I have done this before but it has been awhile.
Yesterday I recorded my vinyl records, 45s, and went to export them.
It appeared the first time that only ONE song went bc that’s all it showed in the box for “tracks”.
I burned the cd from my media player program on a diff computer and only ONE song went on bc I tested it in my car.
So I redid it and said how many tracks i had.
I burned it again with a new cd, and only ONE song again!
I did save the project in my audacity program, luckily…
What is going on???
Also, I will add …when i have the files on my laptop that I saved, ALL the songs are there!

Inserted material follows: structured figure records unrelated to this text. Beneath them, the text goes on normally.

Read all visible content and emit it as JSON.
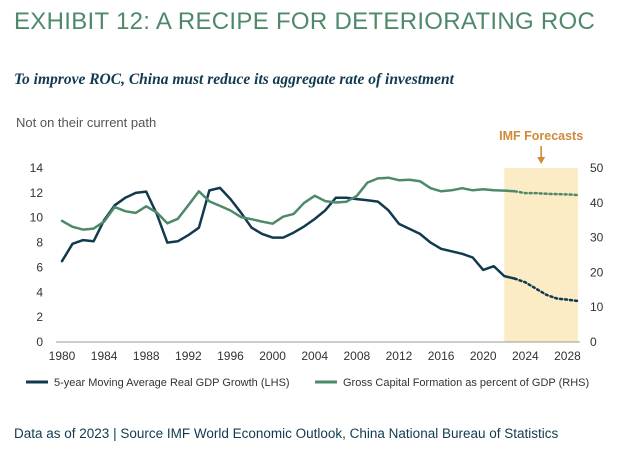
{
  "header": {
    "title": "EXHIBIT 12: A RECIPE FOR DETERIORATING ROC",
    "subtitle": "To improve ROC, China must reduce its aggregate rate of investment"
  },
  "footer": {
    "source": "Data as of 2023 | Source IMF World Economic Outlook, China National Bureau of Statistics"
  },
  "colors": {
    "gdp_series": "#123a4f",
    "investment_series": "#4e8a6a",
    "forecast_shade": "#fcecc5",
    "forecast_label": "#d08a3a",
    "title": "#4e8a6a"
  },
  "chart_data": {
    "type": "line",
    "title": "",
    "note": "Not on their current path",
    "forecast_label": "IMF Forecasts",
    "forecast_range": [
      2022,
      2029
    ],
    "xlim": [
      1980,
      2029
    ],
    "x_ticks": [
      "1980",
      "1984",
      "1988",
      "1992",
      "1996",
      "2000",
      "2004",
      "2008",
      "2012",
      "2016",
      "2020",
      "2024",
      "2028"
    ],
    "y_left": {
      "lim": [
        0,
        14
      ],
      "ticks": [
        "0",
        "2",
        "4",
        "6",
        "8",
        "10",
        "12",
        "14"
      ]
    },
    "y_right": {
      "lim": [
        0,
        50
      ],
      "ticks": [
        "0",
        "10",
        "20",
        "30",
        "40",
        "50"
      ]
    },
    "grid": false,
    "legend_position": "bottom",
    "series": [
      {
        "name": "5-year Moving Average Real GDP Growth (LHS)",
        "axis": "left",
        "color": "#123a4f",
        "actual": {
          "x": [
            1980,
            1981,
            1982,
            1983,
            1984,
            1985,
            1986,
            1987,
            1988,
            1989,
            1990,
            1991,
            1992,
            1993,
            1994,
            1995,
            1996,
            1997,
            1998,
            1999,
            2000,
            2001,
            2002,
            2003,
            2004,
            2005,
            2006,
            2007,
            2008,
            2009,
            2010,
            2011,
            2012,
            2013,
            2014,
            2015,
            2016,
            2017,
            2018,
            2019,
            2020,
            2021,
            2022,
            2023
          ],
          "y": [
            6.5,
            7.9,
            8.2,
            8.1,
            9.8,
            11.0,
            11.6,
            12.0,
            12.1,
            10.3,
            8.0,
            8.1,
            8.6,
            9.2,
            12.2,
            12.4,
            11.5,
            10.4,
            9.2,
            8.7,
            8.4,
            8.4,
            8.8,
            9.3,
            9.9,
            10.6,
            11.6,
            11.6,
            11.5,
            11.4,
            11.3,
            10.6,
            9.5,
            9.1,
            8.7,
            8.0,
            7.5,
            7.3,
            7.1,
            6.8,
            5.8,
            6.1,
            5.3,
            5.1
          ]
        },
        "forecast": {
          "x": [
            2023,
            2024,
            2025,
            2026,
            2027,
            2028,
            2029
          ],
          "y": [
            5.1,
            4.8,
            4.3,
            3.8,
            3.5,
            3.4,
            3.3
          ]
        }
      },
      {
        "name": "Gross Capital Formation as percent of GDP (RHS)",
        "axis": "right",
        "color": "#4e8a6a",
        "actual": {
          "x": [
            1980,
            1981,
            1982,
            1983,
            1984,
            1985,
            1986,
            1987,
            1988,
            1989,
            1990,
            1991,
            1992,
            1993,
            1994,
            1995,
            1996,
            1997,
            1998,
            1999,
            2000,
            2001,
            2002,
            2003,
            2004,
            2005,
            2006,
            2007,
            2008,
            2009,
            2010,
            2011,
            2012,
            2013,
            2014,
            2015,
            2016,
            2017,
            2018,
            2019,
            2020,
            2021,
            2022,
            2023
          ],
          "y": [
            34.8,
            33.1,
            32.3,
            32.6,
            34.6,
            38.8,
            37.6,
            37.1,
            39.0,
            37.2,
            34.1,
            35.4,
            39.3,
            43.3,
            40.4,
            39.1,
            37.8,
            35.9,
            35.3,
            34.6,
            34.0,
            36.0,
            36.8,
            40.0,
            42.0,
            40.5,
            40.1,
            40.3,
            42.0,
            45.8,
            47.0,
            47.2,
            46.5,
            46.6,
            46.2,
            44.2,
            43.3,
            43.6,
            44.2,
            43.6,
            43.9,
            43.6,
            43.5,
            43.3
          ]
        },
        "forecast": {
          "x": [
            2023,
            2024,
            2025,
            2026,
            2027,
            2028,
            2029
          ],
          "y": [
            43.3,
            42.8,
            42.8,
            42.6,
            42.5,
            42.4,
            42.2
          ]
        }
      }
    ]
  }
}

I can play it from my laptop but that doesn’t work to play in my car and ESP not work to make cds for my friends–what I was trying to do!
THANKS…
That’s not related to Audacity.
There are 2 kinds of CDs… Audio CDs which don’t have “computer files” and “data CDs” which have computer files (like MP3 or WAV, etc.)
Some car stereos (and of course all computers) can play MP3s, but not all.
You should configure your CD burning application to make an “audio CD”. (You don’t want actual MP3 files burned to the disc.)
Normally, the burning application can convert MP3s to the audio CD format, but MP3 is lossy compression and audio CDs are lossless so you should avoid the lossy compression step. Although audio CDs are not WAV files they use the same underlying format as 16-bit, 44.1kHz, stereo, WAV.
Maybe try a different burning application, or try to find some online guides/help for whatever you are using.
I use ImgBurn and a Cue Sheet. Not the easiest way to do it, but with a cue sheet, you can control the “layout”. I copy a known-good cue sheet and edit it with Windows Notepad. It’s just a text file with .CUE file extension.
I looked back and how i ALWAYS burn cds and my files are ALL MP3s.
I do think it is an audacity thing bc of the way i originally saved it.
Besides, like i said, when it’s on my laptop it shows all 48 min or 53 min or whatever I have made from my vinyls.
I have done this countless times with windows media player–what I use to burn cds for audio and they are all MP3s that I have bought off amazon. I know of nothing else i have ever used. Because like i said, I just checked my files on windows media player. The place i rip, burn and etc. cds.
I appreciate your help but it’s an odd thing I have never run across.
I also tried to take the files from my laptop and put it on a cd through an external drive…it goes for awhile but then stops…that seems to be a different issue.
I will try an older laptop that has an internal cd slot and see if that works.
Thanks again and i will consider your thoughts but like i said before, this is an "odd’ thing to only do 1 song of about 15…and do so twice.
What does Windows show on the CD? Are you configured to show file extensions? If you’re seeing “MP3” you don’t have an audio CD. Audio CDs usually show “CDA” (CD audio) but that’s an abstraction… There are no actual CDA files on the disc and you can’t copy and paste them to your hard drive. They have to be “ripped”.
The file size is also a clue. Uncompressed CD audio is about 10MB per minute and MP3s are typically 2MB per minute depending on the amount of compression (bitrate). The data on the audio CD will be decompressed and “expanded” to 16-bit/44.1kHz stereo.
Yes, most burning applications can decompress MP3 to make an audio CD. But MP3 is lossy compression. Data is thrown away to make a smaller file and you should avoid it unless you need or want the smaller-compressed files.
MP3 is NOT “terrible”… It’s better than vinyl (as long as you avoid low bitrates). But it’s an extra step to compress and decompress and it can make the audio worse. And with repeated compression (such as opening an MP3 for editing, and then exporting again as MP3) some “damage” accumulates with every generation of compression.
In that case, you can’t avoid MP3. But you said it was a 45’s this time.
Computers aren’t as picky as audio CD players… Any computer can play just-about any audio file. Most DVD players can also play MP3, WAVs, and other “computer audio files”.
This might not be the problem… It’s one possibility, and maybe your car stereo can play MP3s.